Selain itu, Askara sempat dinyatakan mengalami anemia defisiensi besi (ADB) pada usia 6 bulan, yang mengharuskannya diberi suplemen zat besi selama 10 bulan dan menjalani transfusi darah tiga kali. Ia juga pernah didiagnosis pneumonia yang mengharuskannya dirawat di rumah sakit.
Pada tahap ini, Retha pun merasa sangat bersyukur telah mengambil langkah tepat dengan mendaftarkan Askara ke dalam program Jaminan Kesehatan Nasional (JKN) sejak masih berada di kandungan.
Dengan begitu, perawatan medis, operasi, pemasangan NGT, dan rehabilitasi medik yang dibutuhkan putranya sedari lahir hingga sekarang dijamin oleh BPJS Kesehatan.
Baca juga: Treacher Collins Syndrome (TSC)
”BPJS telah memfasilitasi Askara berkenalan dengan banyak dokter hebat di tujuh RS di Solo Raya. Ada dokter spesialis anak, endokrin, jantung, paru, bedah mulut, hingga THT. Ia juga telah dipertemukan dengan para terapis yang sabar. Dengan begitu, Askara bisa tumbuh dengan lebih baik. Anak spesial kami kini jadi doyan makan, antusias bersekolah, aktif ke sana ke mari. Ini jelas sangat berarti bagi kami. Kami pun jadi lebih bersemangat untuk bisa membersamainya,” ungkap Retha.
Askara pada mulanya terdaftar sebagai peserta JKN dari tanggungan sang ayah. Namun, setelah Retha dan suami memilih resign sebagai karyawan swasta untuk fokus merawat Askara, mereka kini menjadi peserta segmen penerima bantuan iuran (PBI).

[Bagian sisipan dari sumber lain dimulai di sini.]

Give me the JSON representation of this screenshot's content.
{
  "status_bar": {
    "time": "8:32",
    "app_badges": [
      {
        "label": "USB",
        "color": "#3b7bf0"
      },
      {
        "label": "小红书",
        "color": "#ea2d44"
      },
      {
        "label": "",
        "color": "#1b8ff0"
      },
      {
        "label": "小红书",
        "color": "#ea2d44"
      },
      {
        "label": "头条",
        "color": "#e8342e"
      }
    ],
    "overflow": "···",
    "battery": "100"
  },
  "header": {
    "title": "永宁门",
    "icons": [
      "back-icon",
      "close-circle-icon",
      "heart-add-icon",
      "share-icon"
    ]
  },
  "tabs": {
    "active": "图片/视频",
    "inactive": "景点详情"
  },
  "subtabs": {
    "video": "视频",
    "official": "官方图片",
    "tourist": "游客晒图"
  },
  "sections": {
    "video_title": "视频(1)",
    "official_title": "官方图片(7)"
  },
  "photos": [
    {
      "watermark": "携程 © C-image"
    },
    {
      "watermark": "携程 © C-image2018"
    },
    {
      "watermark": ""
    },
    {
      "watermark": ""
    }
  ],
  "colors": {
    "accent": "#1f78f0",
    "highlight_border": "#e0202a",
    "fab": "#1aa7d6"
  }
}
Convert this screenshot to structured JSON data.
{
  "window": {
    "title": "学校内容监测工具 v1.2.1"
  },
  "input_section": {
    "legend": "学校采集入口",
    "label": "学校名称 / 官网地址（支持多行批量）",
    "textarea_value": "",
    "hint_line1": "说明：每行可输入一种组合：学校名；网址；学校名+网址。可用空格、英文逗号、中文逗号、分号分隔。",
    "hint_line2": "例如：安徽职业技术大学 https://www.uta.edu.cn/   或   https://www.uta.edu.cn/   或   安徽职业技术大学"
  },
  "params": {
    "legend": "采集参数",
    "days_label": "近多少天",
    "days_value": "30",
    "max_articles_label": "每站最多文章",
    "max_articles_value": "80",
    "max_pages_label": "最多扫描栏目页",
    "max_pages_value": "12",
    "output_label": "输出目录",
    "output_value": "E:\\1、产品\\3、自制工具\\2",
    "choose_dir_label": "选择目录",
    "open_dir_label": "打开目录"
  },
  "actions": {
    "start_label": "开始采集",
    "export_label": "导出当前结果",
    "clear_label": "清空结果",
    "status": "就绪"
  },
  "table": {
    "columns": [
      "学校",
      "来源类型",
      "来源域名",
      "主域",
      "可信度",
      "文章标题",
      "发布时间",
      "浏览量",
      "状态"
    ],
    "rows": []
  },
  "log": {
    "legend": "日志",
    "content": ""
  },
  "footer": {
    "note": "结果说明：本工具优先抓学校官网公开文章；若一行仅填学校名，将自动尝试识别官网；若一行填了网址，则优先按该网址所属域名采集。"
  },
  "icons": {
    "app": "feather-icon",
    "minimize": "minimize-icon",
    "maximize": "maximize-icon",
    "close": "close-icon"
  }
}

”Kami bersyukur BPJS mengusung skema gotong royong. Skema ini memberi kesempatan kita untuk bisa saling membantu dan peduli terhadap sesama. Kami juga punya kesemangatan untuk bisa menjadi peserta (segmen) mandiri,” tutur mantan karyawan perusahaan farmasi yang kini berusaha menggeluti bisnis jualan online itu.
Sementara itu, saat disinggung soal pengalaman mendampingi Askara mengakses pelayanan kesehatan di klinik maupun di RS sebagai peserta JKN, Retha bersaksi tak pernah mengalami diskriminasi. Lebih puas lagi, ia merasa fasilitas kesehatan terus berbenah di era JKN.
Warga Kelurahan Sumber, Banjarsari, Solo, Indri Hastuti (45), juga merasakan betul manfaat dari JKN. Ia jadi tak perlu mengkhawatirkan biaya pengobatan penyakit jantung putrinya, Sherly (23).
”Ketika (Sherly) didiagnosis ada masalah di jantungnya, tentu saya kaget. Untunglah saat itu kami sudah terdaftar BPJS. JKN ini memang sangat penting diikuti untuk mempersiapkan diri menghadapi berbagai risiko kesehatan,” tuturnya.
Meski keluarganya hanya terdaftar sebagai peserta JKN kelas 3, Indri menyaksikan para tenaga kesehatan di RSUD tetap memberikan pelayanan optimal kepada putrinya.
Ketua Paguyuban Kader Posyandu Kelurahan Mojosongo, Jebres, Sri Wahyuni (55), bercerita karena paham betul akan manfaat JKN, para kader di Mojosongo telah bersepakat untuk terus memantau status kepesertaan BPJS warga di wilayah masing-masing.
“Kalau sampai ada warga yang belum daftar JKN atau status kepeserataannya tidak aktif lagi, kader Posyandu biasanya akan langsung berinsisiatif mendampingin mereka dalam proses pembuatan atau pengaktifan kembali,” tuturnya.
Baca juga: 4 Tanda Penyakit Langka pada Anak yang Harus Diwaspadai Orangtua
Sekretaris Dinas Kesehatan Kota (DKK) Solo, Setyowati, menegaskan setiap warga memang harus terkover program JKN. Dengan begitu, warga jadi bisa mendapatkan layanan kesehatan kapan saja tanpa harus memikirkan biaya pengobatan.
Mengingat pentingnya JKN, Pemkot pun selama ini terus berusaha menyisir warga Kota Bengawan yang belum terdaftar program tersebut.
Jika mendapati warga kurang mampu belum tergabung JKN, Pemkot akan berusaha sesegera mungkin menjadikan mereka sebagai peserta segmen PBI ABPD atau APBN. Sedangkan bagi warga yang tergolong mampu, akan didorong menjadi peserta mandiri.